Serious cases of dehydration may require intravenous fluids from a hospital.

Avoiding anything that might trigger dehydration is the best way to prevent both that and the heart palpitations that may come with it.

Staying hydrated is the main piece of advice. Typically, this means drinkingeight glasses of water per day or enough that your urine remains pale in color.

How much you need to drink may depend on where you live and what time of year it is, along with your overall health and lifestyle.

This is particularly important if you experience:

  • vomiting
  • diarrhea
  • fever
  • heatstroke
  • excessive sweating
  • excessive alcohol consumption
  • diabetes

All of the above can make you more prone to dehydration.

General triggers for heart palpitations include alcohol, smoking, and low blood sugar, so embarking on a healthier lifestyle can help in the long run.

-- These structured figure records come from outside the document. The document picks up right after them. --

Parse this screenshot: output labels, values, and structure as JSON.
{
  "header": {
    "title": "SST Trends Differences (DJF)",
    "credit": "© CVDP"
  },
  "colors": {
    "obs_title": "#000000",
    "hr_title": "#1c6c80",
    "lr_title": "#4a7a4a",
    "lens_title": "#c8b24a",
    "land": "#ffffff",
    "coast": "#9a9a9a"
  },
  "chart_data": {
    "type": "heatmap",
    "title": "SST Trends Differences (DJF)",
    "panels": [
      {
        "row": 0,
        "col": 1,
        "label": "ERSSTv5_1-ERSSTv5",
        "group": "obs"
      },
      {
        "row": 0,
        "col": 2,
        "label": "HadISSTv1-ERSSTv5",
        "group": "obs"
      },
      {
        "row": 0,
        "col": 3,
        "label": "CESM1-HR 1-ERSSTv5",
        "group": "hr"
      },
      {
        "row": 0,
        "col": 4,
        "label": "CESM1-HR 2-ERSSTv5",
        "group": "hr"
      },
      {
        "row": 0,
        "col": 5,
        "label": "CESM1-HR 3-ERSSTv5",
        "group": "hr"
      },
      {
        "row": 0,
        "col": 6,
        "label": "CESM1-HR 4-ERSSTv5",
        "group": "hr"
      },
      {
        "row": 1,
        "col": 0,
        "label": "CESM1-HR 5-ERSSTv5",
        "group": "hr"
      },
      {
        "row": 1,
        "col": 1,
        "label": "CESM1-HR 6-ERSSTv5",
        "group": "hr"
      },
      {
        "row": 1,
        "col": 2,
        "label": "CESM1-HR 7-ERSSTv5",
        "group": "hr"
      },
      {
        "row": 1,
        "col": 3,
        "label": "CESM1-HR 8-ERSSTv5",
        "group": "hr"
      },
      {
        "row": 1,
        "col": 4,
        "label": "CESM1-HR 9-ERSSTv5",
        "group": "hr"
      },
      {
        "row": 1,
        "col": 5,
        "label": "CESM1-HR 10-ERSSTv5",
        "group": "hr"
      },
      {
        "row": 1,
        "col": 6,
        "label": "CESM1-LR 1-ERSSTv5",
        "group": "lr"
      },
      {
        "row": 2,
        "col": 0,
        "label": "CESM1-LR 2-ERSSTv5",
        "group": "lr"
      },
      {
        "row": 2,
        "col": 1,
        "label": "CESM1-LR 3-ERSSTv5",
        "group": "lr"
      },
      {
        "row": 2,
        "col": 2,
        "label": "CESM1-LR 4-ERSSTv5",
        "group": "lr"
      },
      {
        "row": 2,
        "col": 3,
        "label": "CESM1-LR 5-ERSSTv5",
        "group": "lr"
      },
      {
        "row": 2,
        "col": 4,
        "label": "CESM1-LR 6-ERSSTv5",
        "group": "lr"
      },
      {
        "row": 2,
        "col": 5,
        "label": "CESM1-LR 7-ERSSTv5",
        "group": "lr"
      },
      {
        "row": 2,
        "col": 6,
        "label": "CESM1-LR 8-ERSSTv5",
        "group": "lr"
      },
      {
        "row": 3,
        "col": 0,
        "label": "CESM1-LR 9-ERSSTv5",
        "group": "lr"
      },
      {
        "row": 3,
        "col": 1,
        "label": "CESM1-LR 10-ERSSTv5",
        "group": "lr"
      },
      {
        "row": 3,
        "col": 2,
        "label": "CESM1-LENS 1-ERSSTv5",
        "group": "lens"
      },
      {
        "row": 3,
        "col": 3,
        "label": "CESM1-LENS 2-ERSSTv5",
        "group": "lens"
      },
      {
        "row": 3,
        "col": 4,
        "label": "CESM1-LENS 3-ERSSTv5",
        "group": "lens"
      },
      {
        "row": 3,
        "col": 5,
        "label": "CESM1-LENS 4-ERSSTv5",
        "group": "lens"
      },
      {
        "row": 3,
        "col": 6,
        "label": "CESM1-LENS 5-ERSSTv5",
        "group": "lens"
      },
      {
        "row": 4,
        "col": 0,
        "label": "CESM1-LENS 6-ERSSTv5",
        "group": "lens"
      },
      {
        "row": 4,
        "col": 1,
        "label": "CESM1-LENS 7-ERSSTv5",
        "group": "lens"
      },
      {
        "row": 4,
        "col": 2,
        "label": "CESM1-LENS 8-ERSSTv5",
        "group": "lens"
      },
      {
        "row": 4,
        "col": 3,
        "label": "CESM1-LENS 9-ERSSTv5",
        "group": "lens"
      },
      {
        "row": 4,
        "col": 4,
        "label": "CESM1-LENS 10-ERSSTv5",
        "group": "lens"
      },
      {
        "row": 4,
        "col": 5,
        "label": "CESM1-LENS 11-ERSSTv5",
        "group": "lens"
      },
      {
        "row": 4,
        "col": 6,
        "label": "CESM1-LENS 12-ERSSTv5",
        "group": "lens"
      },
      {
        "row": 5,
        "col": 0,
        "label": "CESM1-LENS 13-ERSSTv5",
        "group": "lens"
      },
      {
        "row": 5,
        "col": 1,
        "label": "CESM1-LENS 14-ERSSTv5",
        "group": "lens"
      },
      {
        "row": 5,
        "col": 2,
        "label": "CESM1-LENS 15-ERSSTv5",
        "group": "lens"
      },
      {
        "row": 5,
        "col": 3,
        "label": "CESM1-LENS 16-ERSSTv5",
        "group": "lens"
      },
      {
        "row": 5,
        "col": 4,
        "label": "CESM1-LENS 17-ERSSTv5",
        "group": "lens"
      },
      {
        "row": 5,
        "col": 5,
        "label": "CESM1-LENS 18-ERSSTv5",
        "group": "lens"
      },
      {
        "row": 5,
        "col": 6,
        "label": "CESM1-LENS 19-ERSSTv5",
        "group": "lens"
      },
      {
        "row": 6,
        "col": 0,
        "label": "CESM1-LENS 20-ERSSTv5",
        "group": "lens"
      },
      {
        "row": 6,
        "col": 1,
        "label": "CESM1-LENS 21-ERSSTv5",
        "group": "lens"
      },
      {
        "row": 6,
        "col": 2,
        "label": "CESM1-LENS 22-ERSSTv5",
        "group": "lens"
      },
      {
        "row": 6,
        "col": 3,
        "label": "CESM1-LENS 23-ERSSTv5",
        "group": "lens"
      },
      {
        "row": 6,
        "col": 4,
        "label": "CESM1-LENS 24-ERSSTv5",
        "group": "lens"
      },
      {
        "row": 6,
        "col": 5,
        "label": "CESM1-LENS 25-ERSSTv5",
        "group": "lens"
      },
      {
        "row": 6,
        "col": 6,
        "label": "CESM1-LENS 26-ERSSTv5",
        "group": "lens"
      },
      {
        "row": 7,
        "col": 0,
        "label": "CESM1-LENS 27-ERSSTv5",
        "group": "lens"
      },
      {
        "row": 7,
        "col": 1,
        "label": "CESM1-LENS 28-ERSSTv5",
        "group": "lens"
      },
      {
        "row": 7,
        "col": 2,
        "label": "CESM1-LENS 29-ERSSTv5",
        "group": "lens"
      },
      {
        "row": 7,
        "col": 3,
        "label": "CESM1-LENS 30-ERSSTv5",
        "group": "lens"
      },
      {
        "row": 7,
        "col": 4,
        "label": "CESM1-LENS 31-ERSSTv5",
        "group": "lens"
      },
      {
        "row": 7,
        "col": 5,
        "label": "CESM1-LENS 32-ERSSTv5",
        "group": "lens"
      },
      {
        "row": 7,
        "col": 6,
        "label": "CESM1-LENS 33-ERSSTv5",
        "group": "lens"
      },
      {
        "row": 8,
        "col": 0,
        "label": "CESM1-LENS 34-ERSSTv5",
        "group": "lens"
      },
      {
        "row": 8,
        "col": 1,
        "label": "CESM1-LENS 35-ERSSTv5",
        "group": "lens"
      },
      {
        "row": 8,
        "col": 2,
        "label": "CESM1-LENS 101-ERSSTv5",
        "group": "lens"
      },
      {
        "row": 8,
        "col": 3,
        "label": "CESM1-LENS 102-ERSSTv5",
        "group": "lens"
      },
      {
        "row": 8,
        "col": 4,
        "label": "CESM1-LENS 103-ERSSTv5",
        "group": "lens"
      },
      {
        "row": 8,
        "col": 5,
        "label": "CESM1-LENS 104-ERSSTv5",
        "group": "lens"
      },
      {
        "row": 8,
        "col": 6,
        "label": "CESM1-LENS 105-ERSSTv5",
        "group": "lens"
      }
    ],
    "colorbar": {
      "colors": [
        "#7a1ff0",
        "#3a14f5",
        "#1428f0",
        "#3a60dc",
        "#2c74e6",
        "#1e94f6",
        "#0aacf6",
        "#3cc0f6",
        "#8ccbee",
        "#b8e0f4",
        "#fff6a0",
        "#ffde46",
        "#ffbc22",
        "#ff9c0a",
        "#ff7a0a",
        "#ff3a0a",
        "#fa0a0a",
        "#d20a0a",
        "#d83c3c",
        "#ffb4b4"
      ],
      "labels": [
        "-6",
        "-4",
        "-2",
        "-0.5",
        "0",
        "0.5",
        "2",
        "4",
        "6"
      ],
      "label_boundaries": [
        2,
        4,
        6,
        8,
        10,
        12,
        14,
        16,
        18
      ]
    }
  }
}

If you’re concerned about any of your symptoms (and they’re not an emergency), make an appointment to see a doctor or other healthcare professional.

Some instances where this might happen include if you’re frequently becoming dehydrated and don’t know why or if you regularly have heart palpitations and can’t figure out the trigger.

Similarly, contact a healthcare professional if your palpitations change or your pulse is higher than 100 beats per minute and you haven’t been exercising.

If you’re dehydrated, your heart may find it more difficult to pump blood around the body. This can cause palpitations.

This isn’t necessarily anything to worry about unless you find it difficult to breathe, experience chest pain, or faint while having these symptoms.

You should also seek immediate medical attention if you notice bloody vomit or diarrhea alongside dizziness or weakness.

To avoid dehydration-related heart palpitations, remain hydrated. And if you do experience them, try to relieve them through deep breathing exercises and cold water immersion.